Wednesday, February 27, 2008

Rich has a nice consideration of the new Janet here, about which I have one probably unfair quibble:
When I write about music, I spend a lot of time talking about context, even though I’m sure this gets on the nerves of get-to-the-music-already purists.
This is taken out of context--the line is a starting point, not an end in itself--but I'm saddened that Rich even acknowledges those schmucks, much less gives them any credence whatsoever.

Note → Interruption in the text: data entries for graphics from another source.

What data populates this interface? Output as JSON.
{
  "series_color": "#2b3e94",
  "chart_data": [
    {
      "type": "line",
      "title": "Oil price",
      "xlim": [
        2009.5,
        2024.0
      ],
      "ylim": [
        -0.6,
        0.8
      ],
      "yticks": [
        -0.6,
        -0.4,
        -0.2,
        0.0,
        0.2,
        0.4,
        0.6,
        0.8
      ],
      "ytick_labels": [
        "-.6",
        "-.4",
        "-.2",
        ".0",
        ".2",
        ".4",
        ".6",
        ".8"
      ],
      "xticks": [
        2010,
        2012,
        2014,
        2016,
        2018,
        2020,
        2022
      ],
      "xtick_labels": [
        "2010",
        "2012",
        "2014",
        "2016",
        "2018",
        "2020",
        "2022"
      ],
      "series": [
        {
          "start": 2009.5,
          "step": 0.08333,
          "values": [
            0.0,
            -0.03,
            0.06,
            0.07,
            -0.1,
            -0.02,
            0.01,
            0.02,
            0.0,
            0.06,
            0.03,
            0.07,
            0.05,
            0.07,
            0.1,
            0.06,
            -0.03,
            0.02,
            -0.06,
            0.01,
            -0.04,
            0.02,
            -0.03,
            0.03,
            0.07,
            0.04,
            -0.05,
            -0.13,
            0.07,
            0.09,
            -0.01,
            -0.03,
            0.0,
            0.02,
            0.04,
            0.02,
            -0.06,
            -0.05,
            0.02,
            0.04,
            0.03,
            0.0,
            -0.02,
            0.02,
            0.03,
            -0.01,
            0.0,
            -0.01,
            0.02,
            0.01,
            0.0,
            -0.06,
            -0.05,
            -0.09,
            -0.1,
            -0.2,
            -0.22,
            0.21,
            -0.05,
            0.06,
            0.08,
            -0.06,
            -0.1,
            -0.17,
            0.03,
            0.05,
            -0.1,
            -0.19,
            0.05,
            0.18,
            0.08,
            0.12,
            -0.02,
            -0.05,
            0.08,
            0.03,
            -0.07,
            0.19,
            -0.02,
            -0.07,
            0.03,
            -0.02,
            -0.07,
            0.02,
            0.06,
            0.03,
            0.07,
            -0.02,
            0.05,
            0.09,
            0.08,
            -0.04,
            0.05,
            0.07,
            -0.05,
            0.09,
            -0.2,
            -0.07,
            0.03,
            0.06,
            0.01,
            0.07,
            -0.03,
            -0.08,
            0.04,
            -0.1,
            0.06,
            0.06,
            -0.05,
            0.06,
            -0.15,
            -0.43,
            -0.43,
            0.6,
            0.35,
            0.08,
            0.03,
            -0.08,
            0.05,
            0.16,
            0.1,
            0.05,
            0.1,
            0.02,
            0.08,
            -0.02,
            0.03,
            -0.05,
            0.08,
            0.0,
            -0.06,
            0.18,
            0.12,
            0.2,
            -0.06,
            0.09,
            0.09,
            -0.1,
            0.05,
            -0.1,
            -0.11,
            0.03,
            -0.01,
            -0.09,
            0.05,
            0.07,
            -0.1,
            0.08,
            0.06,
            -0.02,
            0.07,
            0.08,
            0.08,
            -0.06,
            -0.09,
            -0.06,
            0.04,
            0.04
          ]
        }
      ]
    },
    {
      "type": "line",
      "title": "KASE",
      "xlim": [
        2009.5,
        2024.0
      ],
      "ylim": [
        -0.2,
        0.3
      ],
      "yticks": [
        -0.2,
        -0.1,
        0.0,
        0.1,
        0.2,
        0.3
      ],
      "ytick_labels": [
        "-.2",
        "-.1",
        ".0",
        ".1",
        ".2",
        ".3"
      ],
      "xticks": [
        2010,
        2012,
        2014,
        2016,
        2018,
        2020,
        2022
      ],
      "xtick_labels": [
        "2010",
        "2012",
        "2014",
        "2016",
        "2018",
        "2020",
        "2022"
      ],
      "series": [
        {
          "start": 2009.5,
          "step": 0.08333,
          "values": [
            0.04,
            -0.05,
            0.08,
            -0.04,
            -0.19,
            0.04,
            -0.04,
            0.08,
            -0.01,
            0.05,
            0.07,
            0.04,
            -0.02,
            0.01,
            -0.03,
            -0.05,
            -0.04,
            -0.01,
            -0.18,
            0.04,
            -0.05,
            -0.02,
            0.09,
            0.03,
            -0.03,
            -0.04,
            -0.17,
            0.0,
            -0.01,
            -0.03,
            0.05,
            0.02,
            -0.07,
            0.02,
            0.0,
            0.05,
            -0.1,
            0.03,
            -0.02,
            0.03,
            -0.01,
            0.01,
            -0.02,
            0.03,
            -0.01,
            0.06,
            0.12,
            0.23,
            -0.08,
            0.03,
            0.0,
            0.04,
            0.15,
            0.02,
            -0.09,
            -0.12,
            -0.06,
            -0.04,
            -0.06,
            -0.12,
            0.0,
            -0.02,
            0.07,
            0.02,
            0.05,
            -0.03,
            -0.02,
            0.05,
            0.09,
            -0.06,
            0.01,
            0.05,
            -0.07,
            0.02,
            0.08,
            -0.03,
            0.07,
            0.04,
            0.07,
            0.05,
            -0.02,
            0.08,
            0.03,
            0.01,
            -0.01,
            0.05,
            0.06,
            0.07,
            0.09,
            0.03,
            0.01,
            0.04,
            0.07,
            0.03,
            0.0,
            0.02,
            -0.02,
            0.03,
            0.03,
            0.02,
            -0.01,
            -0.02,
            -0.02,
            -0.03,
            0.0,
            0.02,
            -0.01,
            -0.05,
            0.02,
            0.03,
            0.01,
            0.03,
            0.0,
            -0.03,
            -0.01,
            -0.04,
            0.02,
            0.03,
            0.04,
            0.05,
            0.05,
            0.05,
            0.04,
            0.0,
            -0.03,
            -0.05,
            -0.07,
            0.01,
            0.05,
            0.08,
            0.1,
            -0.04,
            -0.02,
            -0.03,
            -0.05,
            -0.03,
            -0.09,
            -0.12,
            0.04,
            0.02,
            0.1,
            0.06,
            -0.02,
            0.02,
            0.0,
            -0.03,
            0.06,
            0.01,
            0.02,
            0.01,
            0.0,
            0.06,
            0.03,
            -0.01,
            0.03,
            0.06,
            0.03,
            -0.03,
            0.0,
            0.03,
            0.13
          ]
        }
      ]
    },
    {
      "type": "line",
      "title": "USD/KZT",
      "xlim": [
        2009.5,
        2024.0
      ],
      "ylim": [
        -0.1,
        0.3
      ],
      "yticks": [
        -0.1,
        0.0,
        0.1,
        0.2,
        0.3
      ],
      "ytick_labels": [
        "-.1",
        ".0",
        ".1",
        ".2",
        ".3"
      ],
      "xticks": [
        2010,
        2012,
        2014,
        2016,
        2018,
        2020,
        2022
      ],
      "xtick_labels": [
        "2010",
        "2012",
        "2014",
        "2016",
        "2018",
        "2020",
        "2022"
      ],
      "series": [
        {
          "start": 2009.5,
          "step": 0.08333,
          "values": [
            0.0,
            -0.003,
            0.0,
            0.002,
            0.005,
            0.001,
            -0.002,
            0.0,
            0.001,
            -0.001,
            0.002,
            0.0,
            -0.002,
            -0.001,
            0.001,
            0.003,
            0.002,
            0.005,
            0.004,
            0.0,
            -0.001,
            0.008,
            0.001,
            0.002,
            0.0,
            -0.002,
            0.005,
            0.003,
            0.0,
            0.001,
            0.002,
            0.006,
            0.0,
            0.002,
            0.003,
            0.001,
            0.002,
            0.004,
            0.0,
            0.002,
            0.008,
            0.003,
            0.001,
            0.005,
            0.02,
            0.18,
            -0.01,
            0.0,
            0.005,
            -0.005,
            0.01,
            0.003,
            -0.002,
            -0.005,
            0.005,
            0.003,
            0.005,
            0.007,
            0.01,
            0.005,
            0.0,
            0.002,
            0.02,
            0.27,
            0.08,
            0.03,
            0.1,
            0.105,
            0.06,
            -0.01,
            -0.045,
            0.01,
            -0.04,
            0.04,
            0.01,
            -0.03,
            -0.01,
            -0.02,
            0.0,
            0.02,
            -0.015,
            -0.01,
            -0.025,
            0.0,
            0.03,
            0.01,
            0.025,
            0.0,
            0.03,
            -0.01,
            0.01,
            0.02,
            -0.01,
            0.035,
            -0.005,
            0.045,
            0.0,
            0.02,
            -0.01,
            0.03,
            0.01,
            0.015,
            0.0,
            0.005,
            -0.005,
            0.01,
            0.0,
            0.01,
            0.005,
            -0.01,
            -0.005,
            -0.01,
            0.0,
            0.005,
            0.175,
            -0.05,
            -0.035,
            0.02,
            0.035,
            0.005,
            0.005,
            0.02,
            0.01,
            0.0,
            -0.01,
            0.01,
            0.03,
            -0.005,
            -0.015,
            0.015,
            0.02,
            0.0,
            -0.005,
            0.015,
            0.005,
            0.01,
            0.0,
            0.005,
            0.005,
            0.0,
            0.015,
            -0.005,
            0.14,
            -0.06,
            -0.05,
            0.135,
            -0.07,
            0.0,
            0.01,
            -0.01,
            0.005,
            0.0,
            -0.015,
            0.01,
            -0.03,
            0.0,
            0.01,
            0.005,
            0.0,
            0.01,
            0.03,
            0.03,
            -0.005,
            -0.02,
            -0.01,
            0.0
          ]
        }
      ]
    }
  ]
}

The entire point of writing about music is, or should be, to provide context, and that doesn't change just because some bedwetter with a DSL line and too much time on his hands (it's a his, usually) believes thinking and/or looking around for music instead of having it handed to your right-clicking fingertips and/or some combination thereof somehow equals inconvenience and therefore panics. (See the first responder to this question for an all-too-typical example.)

What music writing needs right now isn't necessarily more bite-sized whatever, whoever is writing it (that includes me, obviously), though if you can say a lot in a little space, more power to you. What we need more of is precisely the sort of thing Rich does better than just about anybody around right now. We need less get-to-the-music-already--there's too much music as it is, and getting to it is beside the point. We need more people who know that deep, expansive thinking only enhances music, and--unless you're a complete moron--never diminishes it.